I switched to Opencode a few weeks ago. What a pleasant experience. I can finally resume subagents (which has been Broken in CC for weeks), copy the source of the Assistant's output (even over SSH), have different main agents, have subagents call subagents,... Beautiful.
I've posted a lot of feedback about Claude since several months and for example they still don't support Sign in with Apple on the website (but support Sign in with Google, and with Apple on iOS!)
Codex is quite a bit better in terms of code quality and usability. My only frustration is that it's a lot less interactive than Claude. On the plus side, I can also trust it to go off and implement a deep complicated feature without a lot of input from me.
I appreciate the sentiment but I’m giving OpenAI 0 credit for anything open source, given their founding charter and how readily it was abandoned when it became clear the work could be financially exploited.
> when it became clear the work could be financially exploited
That is not the obvious reason for the change. Training models got a lot more expensive than anyone thought it would.
You can of course always cast shade on people's true motivations and intentions, but there is a plain truth here that is simply silly to ignore.
Training "frontier" open LLMs seems to be exactly possible when a) you are Meta, have substantial revenue from other sources and simply are okay with burning your cash reserves to try to make something happen and b) you copy and distill from the existing models.
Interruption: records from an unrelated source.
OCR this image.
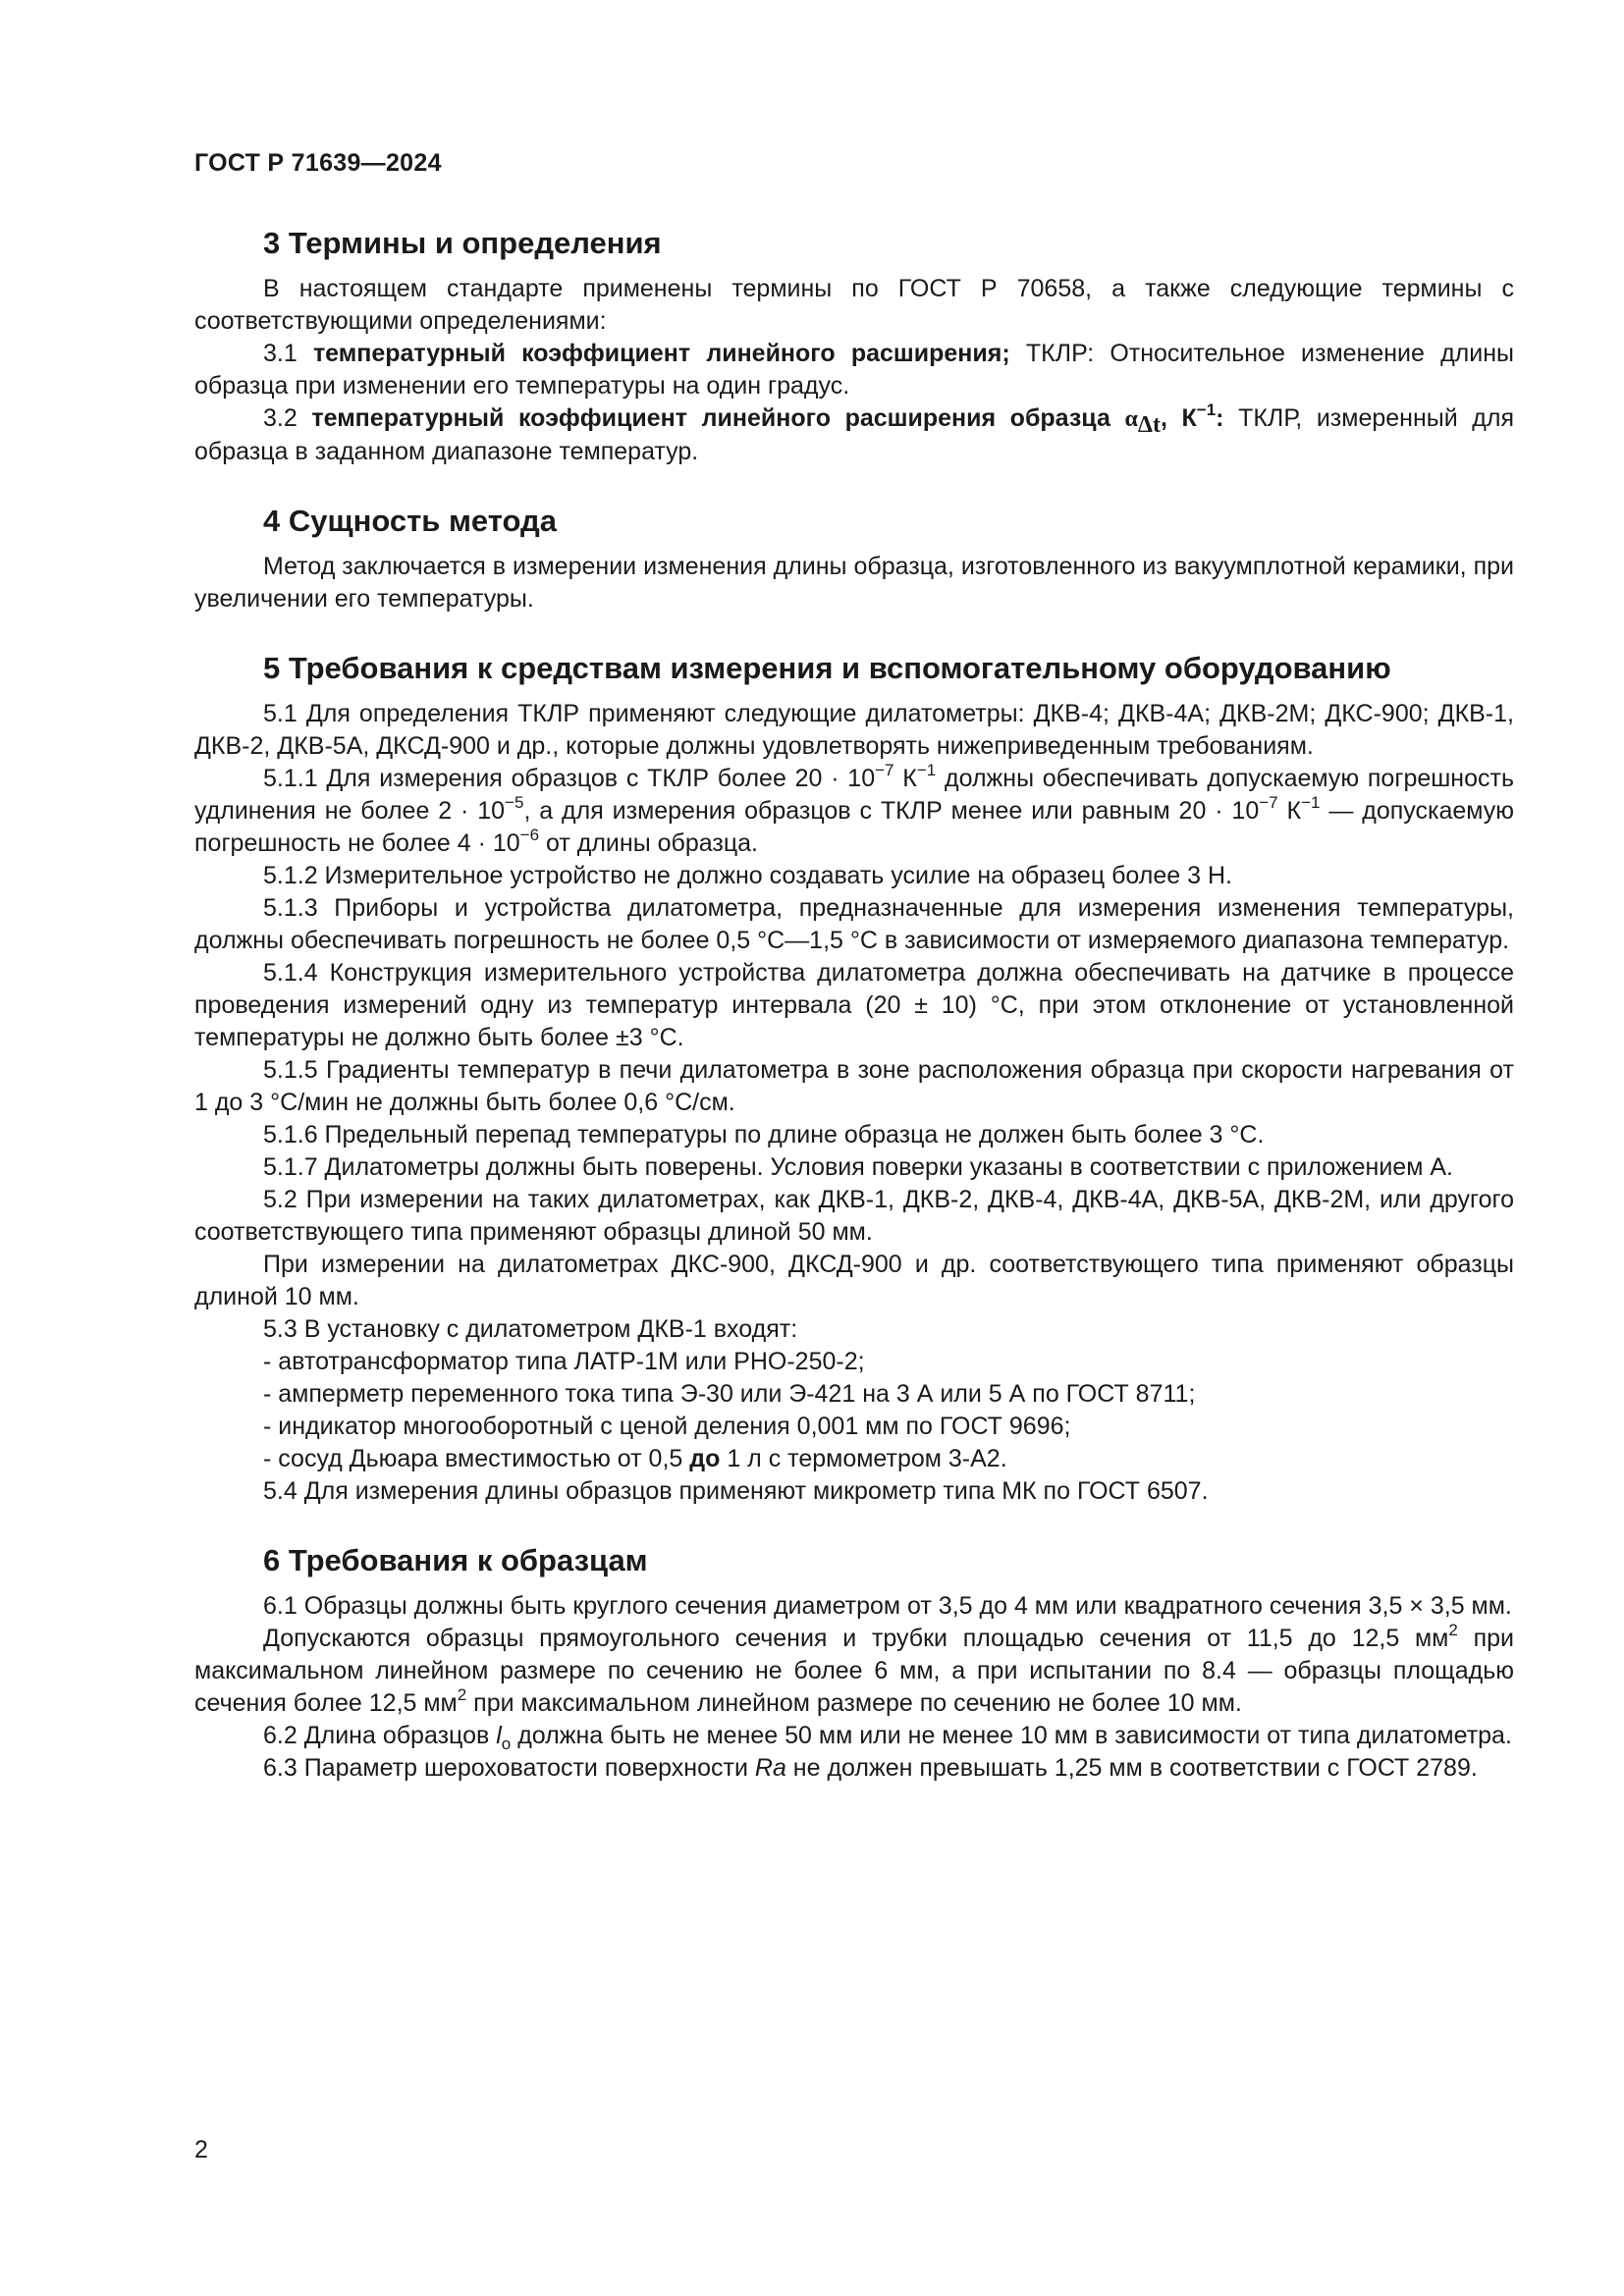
ГОСТ Р 71639—2024
3 Термины и определения

В настоящем стандарте применены термины по ГОСТ Р 70658, а также следующие термины с соответствующими определениями:

3.1 температурный коэффициент линейного расширения; ТКЛР: Относительное изменение длины образца при изменении его температуры на один градус.

3.2 температурный коэффициент линейного расширения образца $\alpha_{\Delta t}$, $К^{-1}$: ТКЛР, измеренный для образца в заданном диапазоне температур.

4 Сущность метода

Метод заключается в измерении изменения длины образца, изготовленного из вакуумплотной керамики, при увеличении его температуры.

5 Требования к средствам измерения и вспомогательному оборудованию

5.1 Для определения ТКЛР применяют следующие дилатометры: ДКВ-4; ДКВ-4А; ДКВ-2М; ДКС-900; ДКВ-1, ДКВ-2, ДКВ-5А, ДКСД-900 и др., которые должны удовлетворять нижеприведенным требованиям.

5.1.1 Для измерения образцов с ТКЛР более $20 \cdot 10^{-7}$ $К^{-1}$ должны обеспечивать допускаемую погрешность удлинения не более $2 \cdot 10^{-5}$, а для измерения образцов с ТКЛР менее или равным $20 \cdot 10^{-7}$ $К^{-1}$ — допускаемую погрешность не более $4 \cdot 10^{-6}$ от длины образца.

5.1.2 Измерительное устройство не должно создавать усилие на образец более 3 Н.

5.1.3 Приборы и устройства дилатометра, предназначенные для измерения изменения температуры, должны обеспечивать погрешность не более 0,5 °С—1,5 °С в зависимости от измеряемого диапазона температур.

5.1.4 Конструкция измерительного устройства дилатометра должна обеспечивать на датчике в процессе проведения измерений одну из температур интервала (20 ± 10) °С, при этом отклонение от установленной температуры не должно быть более ±3 °С.

5.1.5 Градиенты температур в печи дилатометра в зоне расположения образца при скорости нагревания от 1 до 3 °С/мин не должны быть более 0,6 °С/см.

5.1.6 Предельный перепад температуры по длине образца не должен быть более 3 °С.

5.1.7 Дилатометры должны быть поверены. Условия поверки указаны в соответствии с приложением А.

5.2 При измерении на таких дилатометрах, как ДКВ-1, ДКВ-2, ДКВ-4, ДКВ-4А, ДКВ-5А, ДКВ-2М, или другого соответствующего типа применяют образцы длиной 50 мм.

При измерении на дилатометрах ДКС-900, ДКСД-900 и др. соответствующего типа применяют образцы длиной 10 мм.

5.3 В установку с дилатометром ДКВ-1 входят:

- автотрансформатор типа ЛАТР-1М или РНО-250-2;

- амперметр переменного тока типа Э-30 или Э-421 на 3 А или 5 А по ГОСТ 8711;

- индикатор многооборотный с ценой деления 0,001 мм по ГОСТ 9696;

- сосуд Дьюара вместимостью от 0,5 до 1 л с термометром 3-А2.

5.4 Для измерения длины образцов применяют микрометр типа МК по ГОСТ 6507.

6 Требования к образцам

6.1 Образцы должны быть круглого сечения диаметром от 3,5 до 4 мм или квадратного сечения 3,5 × 3,5 мм.

Допускаются образцы прямоугольного сечения и трубки площадью сечения от 11,5 до 12,5 $мм^2$ при максимальном линейном размере по сечению не более 6 мм, а при испытании по 8.4 — образцы площадью сечения более 12,5 $мм^2$ при максимальном линейном размере по сечению не более 10 мм.

6.2 Длина образцов $l_o$ должна быть не менее 50 мм или не менее 10 мм в зависимости от типа дилатометра.

6.3 Параметр шероховатости поверхности Ra не должен превышать 1,25 мм в соответствии с ГОСТ 2789.

2
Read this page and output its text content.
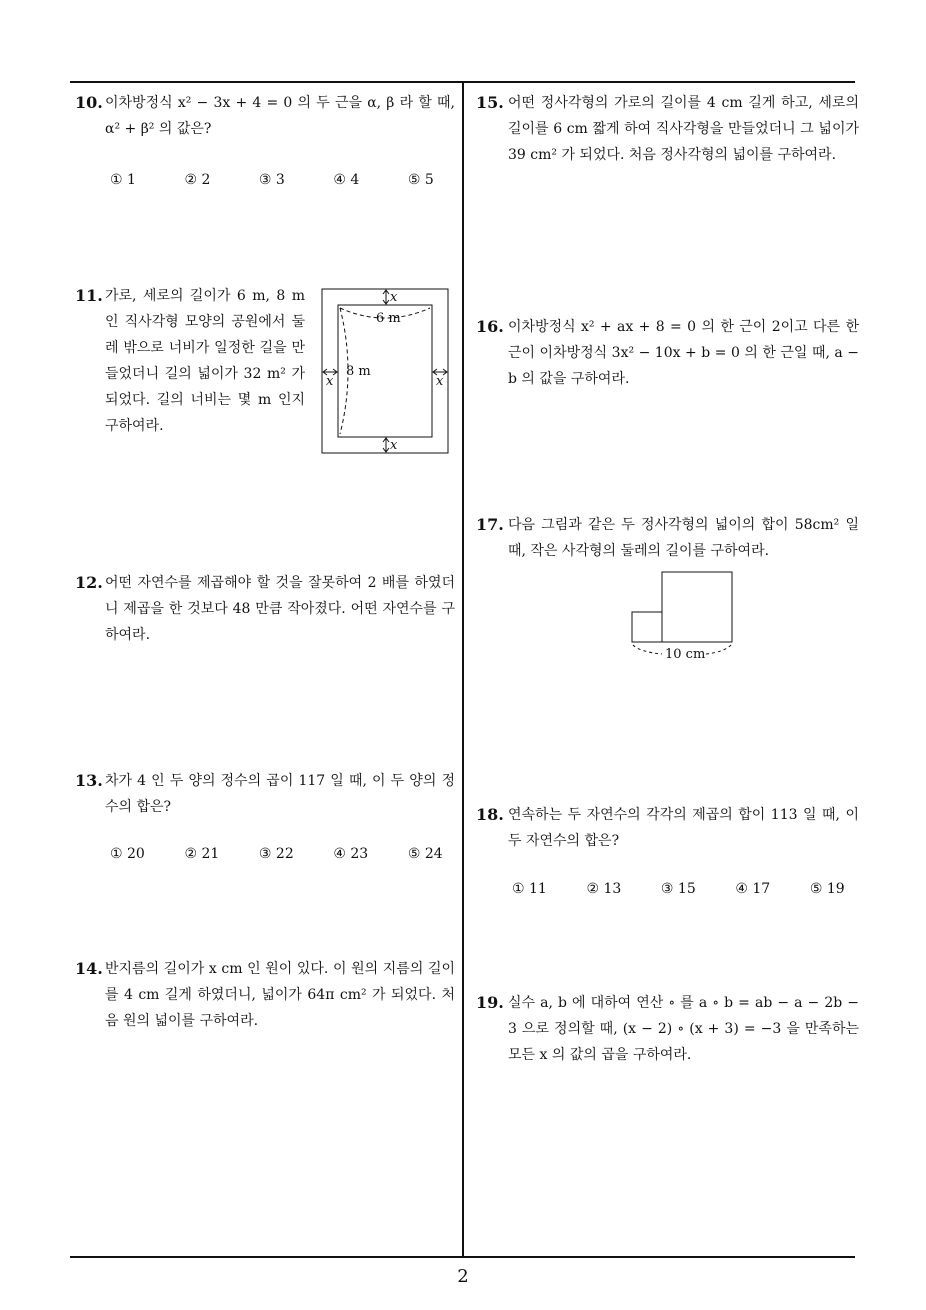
10. 이차방정식 x² − 3x + 4 = 0 의 두 근을 α, β 라 할 때, α² + β² 의 값은?

① 1	② 2	③ 3	④ 4	⑤ 5
11. 가로, 세로의 길이가 6 m, 8 m 인 직사각형 모양의 공원에서 둘레 밖으로 너비가 일정한 길을 만들었더니 길의 넓이가 32 m² 가 되었다. 길의 너비는 몇 m 인지 구하여라.

x
x
x	x
6 m
8 m
12. 어떤 자연수를 제곱해야 할 것을 잘못하여 2 배를 하였더니 제곱을 한 것보다 48 만큼 작아졌다. 어떤 자연수를 구하여라.

13. 차가 4 인 두 양의 정수의 곱이 117 일 때, 이 두 양의 정수의 합은?

① 20	② 21	③ 22	④ 23	⑤ 24
14. 반지름의 길이가 x cm 인 원이 있다. 이 원의 지름의 길이를 4 cm 길게 하였더니, 넓이가 64π cm² 가 되었다. 처음 원의 넓이를 구하여라.

15. 어떤 정사각형의 가로의 길이를 4 cm 길게 하고, 세로의 길이를 6 cm 짧게 하여 직사각형을 만들었더니 그 넓이가 39 cm² 가 되었다. 처음 정사각형의 넓이를 구하여라.

16. 이차방정식 x² + ax + 8 = 0 의 한 근이 2이고 다른 한 근이 이차방정식 3x² − 10x + b = 0 의 한 근일 때, a − b 의 값을 구하여라.

17. 다음 그림과 같은 두 정사각형의 넓이의 합이 58cm² 일 때, 작은 사각형의 둘레의 길이를 구하여라.

10 cm
18. 연속하는 두 자연수의 각각의 제곱의 합이 113 일 때, 이 두 자연수의 합은?

① 11	② 13	③ 15	④ 17	⑤ 19
19. 실수 a, b 에 대하여 연산 ∘ 를 a ∘ b = ab − a − 2b − 3 으로 정의할 때, (x − 2) ∘ (x + 3) = −3 을 만족하는 모든 x 의 값의 곱을 구하여라.

2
I agree that openAI should be held with a certain degree of contempt, but refusing to acknowledge anything positive they do is an interesting perspective. Why insist on a one dimensional view? It’s like a fraudster giving to charity, they can be praiseworthy in some respect while being overall contemptible, no?
Is it just a frontend CLI calling remote external logic for the bulk of operations, or does it come with everything needed to run lovely offline? Does it provide weights under FLOW license? Does it document the whole build process and how to redo and go further on your own?
Their communication is exceptional, too. Eric Traut (of Pyright fame) is all over the issues and PRs.